The Problem Being Solved
Conventional home financing works by lending money at interest: the bank gives the buyer the price, the buyer pays it back plus interest over 20-30 years. Islam prohibits this because the interest is riba.
The ILTB structure solves this by decomposing the transaction differently:
- The bank buys the asset (the house)
- The bank leases it to the customer for a defined period
- At the end of the period, the bank transfers ownership — by gift, by sale at a pre-agreed price, or by a new market-value sale
The bank earns its return from rental income (which is permitted) rather than from lending money at interest (which is prohibited). The customer gets use of the house from day one, makes regular payments, and becomes the owner at the end.
The Classical Foundation
Classical fiqh has no direct precedent for “lease ending in ownership” as a single contract — leases and sales were conceptually separate transactions.
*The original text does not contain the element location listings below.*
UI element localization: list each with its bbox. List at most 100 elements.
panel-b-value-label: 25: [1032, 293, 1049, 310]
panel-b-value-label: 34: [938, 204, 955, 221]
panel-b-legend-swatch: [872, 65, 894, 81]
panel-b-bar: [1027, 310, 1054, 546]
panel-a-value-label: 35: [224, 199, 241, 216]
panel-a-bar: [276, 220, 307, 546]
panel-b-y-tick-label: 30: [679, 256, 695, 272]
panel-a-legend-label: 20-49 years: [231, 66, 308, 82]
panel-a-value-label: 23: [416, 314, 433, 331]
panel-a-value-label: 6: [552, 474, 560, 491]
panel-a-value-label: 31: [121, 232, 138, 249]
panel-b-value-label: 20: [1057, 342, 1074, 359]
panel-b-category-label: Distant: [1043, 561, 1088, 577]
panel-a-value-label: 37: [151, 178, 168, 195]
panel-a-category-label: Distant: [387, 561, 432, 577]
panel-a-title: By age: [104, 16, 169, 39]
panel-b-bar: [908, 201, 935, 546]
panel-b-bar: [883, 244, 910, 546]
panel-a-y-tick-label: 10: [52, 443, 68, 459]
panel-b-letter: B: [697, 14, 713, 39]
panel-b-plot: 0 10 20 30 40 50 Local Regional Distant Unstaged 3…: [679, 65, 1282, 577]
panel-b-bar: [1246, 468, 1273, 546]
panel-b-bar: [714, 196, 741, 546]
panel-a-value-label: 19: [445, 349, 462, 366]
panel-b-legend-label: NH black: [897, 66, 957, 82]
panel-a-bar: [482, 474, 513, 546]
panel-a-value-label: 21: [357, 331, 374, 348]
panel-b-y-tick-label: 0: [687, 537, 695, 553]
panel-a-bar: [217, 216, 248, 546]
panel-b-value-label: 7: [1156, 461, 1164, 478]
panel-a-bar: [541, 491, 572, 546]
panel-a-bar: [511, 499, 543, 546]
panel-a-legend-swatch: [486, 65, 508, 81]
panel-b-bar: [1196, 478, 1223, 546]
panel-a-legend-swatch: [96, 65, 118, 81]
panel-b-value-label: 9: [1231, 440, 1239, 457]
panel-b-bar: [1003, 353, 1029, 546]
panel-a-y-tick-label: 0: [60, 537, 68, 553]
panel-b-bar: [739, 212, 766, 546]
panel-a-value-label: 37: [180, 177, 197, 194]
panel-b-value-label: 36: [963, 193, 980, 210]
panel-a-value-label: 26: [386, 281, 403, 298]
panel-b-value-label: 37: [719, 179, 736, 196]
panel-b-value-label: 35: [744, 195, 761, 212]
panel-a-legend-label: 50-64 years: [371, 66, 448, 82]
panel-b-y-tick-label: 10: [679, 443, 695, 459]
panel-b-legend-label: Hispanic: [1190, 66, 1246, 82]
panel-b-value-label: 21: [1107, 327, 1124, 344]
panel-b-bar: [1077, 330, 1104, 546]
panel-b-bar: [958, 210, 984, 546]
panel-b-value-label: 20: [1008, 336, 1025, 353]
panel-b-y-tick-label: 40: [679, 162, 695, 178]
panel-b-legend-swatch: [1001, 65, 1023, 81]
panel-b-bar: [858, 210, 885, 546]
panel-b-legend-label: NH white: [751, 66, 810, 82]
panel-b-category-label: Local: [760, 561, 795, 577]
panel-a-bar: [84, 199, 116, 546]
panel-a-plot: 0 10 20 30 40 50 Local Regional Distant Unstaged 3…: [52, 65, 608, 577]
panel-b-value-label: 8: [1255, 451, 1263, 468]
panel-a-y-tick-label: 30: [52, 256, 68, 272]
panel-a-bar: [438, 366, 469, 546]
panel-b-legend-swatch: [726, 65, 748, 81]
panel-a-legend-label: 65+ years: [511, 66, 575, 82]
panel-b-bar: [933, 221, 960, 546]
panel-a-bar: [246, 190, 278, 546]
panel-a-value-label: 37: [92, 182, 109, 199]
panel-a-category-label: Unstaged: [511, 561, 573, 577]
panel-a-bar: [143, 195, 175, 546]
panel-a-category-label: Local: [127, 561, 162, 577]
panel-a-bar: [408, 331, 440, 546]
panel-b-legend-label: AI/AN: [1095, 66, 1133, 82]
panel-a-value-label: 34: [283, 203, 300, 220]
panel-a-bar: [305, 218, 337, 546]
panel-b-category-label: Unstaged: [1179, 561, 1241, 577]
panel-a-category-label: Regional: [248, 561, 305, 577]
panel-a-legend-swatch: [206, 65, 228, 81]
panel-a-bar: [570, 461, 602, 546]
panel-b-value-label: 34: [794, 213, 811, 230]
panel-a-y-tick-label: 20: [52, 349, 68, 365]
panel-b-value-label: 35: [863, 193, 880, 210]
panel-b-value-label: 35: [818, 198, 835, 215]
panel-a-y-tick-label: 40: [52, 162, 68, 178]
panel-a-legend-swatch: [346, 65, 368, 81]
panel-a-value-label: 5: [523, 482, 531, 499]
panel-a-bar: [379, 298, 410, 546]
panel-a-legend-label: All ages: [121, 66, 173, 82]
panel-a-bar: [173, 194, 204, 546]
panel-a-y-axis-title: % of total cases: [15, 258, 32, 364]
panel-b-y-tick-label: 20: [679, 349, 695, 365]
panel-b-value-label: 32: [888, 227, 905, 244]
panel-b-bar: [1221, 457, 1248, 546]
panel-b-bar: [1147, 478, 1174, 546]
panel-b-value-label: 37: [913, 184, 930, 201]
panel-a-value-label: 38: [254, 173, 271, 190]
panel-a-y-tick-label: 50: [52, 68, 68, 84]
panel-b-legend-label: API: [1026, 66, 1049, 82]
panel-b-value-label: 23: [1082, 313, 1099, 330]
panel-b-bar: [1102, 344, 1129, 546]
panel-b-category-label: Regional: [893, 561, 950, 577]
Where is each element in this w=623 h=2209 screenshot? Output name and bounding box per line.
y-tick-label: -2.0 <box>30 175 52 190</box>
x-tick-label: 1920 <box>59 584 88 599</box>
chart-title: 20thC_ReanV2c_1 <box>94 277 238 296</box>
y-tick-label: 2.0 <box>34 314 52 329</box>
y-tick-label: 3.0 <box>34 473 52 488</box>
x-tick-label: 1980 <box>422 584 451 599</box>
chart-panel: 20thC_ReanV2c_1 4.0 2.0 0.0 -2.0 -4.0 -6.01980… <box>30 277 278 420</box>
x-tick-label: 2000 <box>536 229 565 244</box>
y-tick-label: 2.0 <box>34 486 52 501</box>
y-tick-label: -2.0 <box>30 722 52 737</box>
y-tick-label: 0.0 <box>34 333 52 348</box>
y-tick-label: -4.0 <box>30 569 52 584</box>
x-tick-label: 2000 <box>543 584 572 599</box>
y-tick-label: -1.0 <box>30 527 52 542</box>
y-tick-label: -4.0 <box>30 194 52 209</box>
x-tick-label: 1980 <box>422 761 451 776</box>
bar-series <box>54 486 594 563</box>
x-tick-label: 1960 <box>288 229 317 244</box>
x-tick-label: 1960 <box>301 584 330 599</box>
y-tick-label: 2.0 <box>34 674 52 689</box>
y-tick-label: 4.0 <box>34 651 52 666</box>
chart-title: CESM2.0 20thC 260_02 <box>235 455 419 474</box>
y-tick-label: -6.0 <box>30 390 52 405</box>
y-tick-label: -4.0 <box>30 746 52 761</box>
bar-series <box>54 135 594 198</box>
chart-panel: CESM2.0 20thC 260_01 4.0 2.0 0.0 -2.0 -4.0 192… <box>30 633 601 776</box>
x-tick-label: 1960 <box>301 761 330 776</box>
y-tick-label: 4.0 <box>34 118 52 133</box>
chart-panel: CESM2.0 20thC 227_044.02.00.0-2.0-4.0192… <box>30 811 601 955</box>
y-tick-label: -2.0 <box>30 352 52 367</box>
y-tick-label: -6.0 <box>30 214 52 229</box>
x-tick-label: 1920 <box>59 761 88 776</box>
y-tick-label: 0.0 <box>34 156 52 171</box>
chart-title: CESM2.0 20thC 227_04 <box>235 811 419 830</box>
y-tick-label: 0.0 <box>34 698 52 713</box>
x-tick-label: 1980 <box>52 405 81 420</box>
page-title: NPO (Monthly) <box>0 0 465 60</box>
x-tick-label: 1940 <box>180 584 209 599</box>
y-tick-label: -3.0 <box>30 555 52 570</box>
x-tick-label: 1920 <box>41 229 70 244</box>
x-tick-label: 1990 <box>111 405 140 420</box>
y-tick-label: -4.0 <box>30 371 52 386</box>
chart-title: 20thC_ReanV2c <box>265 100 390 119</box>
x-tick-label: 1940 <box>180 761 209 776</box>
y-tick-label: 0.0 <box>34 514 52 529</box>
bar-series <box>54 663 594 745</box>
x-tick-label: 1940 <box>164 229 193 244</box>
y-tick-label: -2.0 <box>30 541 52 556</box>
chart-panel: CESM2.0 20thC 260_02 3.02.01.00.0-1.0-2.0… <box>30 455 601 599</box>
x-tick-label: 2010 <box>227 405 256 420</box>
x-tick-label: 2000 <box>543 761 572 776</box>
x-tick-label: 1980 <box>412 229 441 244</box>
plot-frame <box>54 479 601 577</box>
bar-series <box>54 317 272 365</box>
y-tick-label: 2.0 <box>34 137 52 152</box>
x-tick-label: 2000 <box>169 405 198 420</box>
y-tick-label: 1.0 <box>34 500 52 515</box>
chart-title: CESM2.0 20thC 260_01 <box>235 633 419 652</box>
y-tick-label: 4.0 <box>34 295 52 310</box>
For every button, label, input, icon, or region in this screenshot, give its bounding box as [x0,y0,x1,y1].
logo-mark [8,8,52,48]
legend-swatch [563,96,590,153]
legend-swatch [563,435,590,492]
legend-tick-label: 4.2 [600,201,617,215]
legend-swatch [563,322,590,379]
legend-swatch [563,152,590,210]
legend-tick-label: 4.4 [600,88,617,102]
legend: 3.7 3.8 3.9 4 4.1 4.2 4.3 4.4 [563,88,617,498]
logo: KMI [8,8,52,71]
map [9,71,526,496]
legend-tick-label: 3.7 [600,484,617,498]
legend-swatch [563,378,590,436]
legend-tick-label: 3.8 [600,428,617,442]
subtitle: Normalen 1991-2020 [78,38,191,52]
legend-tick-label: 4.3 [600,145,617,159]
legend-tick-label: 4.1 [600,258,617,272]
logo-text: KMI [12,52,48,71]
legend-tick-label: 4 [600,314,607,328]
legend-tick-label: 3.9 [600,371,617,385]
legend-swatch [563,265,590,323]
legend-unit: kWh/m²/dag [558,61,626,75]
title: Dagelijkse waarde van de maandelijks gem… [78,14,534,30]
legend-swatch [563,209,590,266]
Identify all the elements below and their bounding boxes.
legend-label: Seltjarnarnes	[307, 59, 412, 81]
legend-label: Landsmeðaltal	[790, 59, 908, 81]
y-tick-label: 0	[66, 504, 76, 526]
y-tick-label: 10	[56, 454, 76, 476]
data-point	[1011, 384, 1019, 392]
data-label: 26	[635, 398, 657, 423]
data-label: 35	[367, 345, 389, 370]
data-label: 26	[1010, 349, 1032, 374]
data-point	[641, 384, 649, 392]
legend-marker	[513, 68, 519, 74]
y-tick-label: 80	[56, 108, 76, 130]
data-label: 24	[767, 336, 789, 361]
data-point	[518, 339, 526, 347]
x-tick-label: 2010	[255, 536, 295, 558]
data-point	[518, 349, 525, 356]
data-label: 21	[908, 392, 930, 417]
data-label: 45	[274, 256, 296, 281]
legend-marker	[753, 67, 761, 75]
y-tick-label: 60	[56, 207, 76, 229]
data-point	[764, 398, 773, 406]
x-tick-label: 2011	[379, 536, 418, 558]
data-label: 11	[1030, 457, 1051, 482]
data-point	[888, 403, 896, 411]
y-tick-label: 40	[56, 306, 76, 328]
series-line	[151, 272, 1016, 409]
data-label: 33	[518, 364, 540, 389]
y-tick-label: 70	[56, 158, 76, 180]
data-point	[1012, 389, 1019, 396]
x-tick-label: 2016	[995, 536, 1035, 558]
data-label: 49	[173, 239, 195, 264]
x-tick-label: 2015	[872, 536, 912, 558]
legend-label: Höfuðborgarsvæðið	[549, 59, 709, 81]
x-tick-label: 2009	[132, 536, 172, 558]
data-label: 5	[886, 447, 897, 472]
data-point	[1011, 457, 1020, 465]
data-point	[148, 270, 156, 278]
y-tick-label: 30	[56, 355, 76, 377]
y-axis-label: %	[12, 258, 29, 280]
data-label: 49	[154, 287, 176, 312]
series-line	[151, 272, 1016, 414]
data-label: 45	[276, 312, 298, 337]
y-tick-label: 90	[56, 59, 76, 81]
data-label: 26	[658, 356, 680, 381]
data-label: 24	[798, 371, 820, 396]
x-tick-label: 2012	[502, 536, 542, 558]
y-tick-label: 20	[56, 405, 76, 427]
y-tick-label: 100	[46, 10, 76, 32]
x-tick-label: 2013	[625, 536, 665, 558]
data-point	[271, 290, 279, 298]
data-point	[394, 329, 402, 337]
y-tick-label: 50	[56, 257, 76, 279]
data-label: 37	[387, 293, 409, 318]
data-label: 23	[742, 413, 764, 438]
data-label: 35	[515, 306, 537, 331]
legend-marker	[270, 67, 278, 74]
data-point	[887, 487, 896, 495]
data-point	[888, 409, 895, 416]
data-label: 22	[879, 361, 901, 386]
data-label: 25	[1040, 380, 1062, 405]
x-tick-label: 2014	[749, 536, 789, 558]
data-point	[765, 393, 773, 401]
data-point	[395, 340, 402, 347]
The ILTB is a contemporary construction combining:
- Traditional ijara (lease) jurisprudence for the use-rights phase
- A separate wa’d (unilateral promise to sell/gift) for the ownership transfer
The critical Shari’ah constraint: the lease and the promise of ownership transfer must be two separate documents. They cannot be made conditional on each other within a single contract, because this would risk combining an obligation to lease with an obligation to sell in a way that creates gharar (uncertainty) or changes the risk profile of the ijara.
Key Juristic Issues
- Who bears the risk of the asset? During the lease, the bank (as owner) bears risks associated with ownership, not use. If the house is destroyed by flood (not the customer’s negligence), the bank bears the loss.
- Maintenance: In a true ijara, the lessor (bank) bears structural maintenance costs. This is often modified in practice, which some scholars flag as weakening the Islamic structure.
- The ownership transfer promise: Must not be built into the lease itself — a separate promise fulfills the transfer.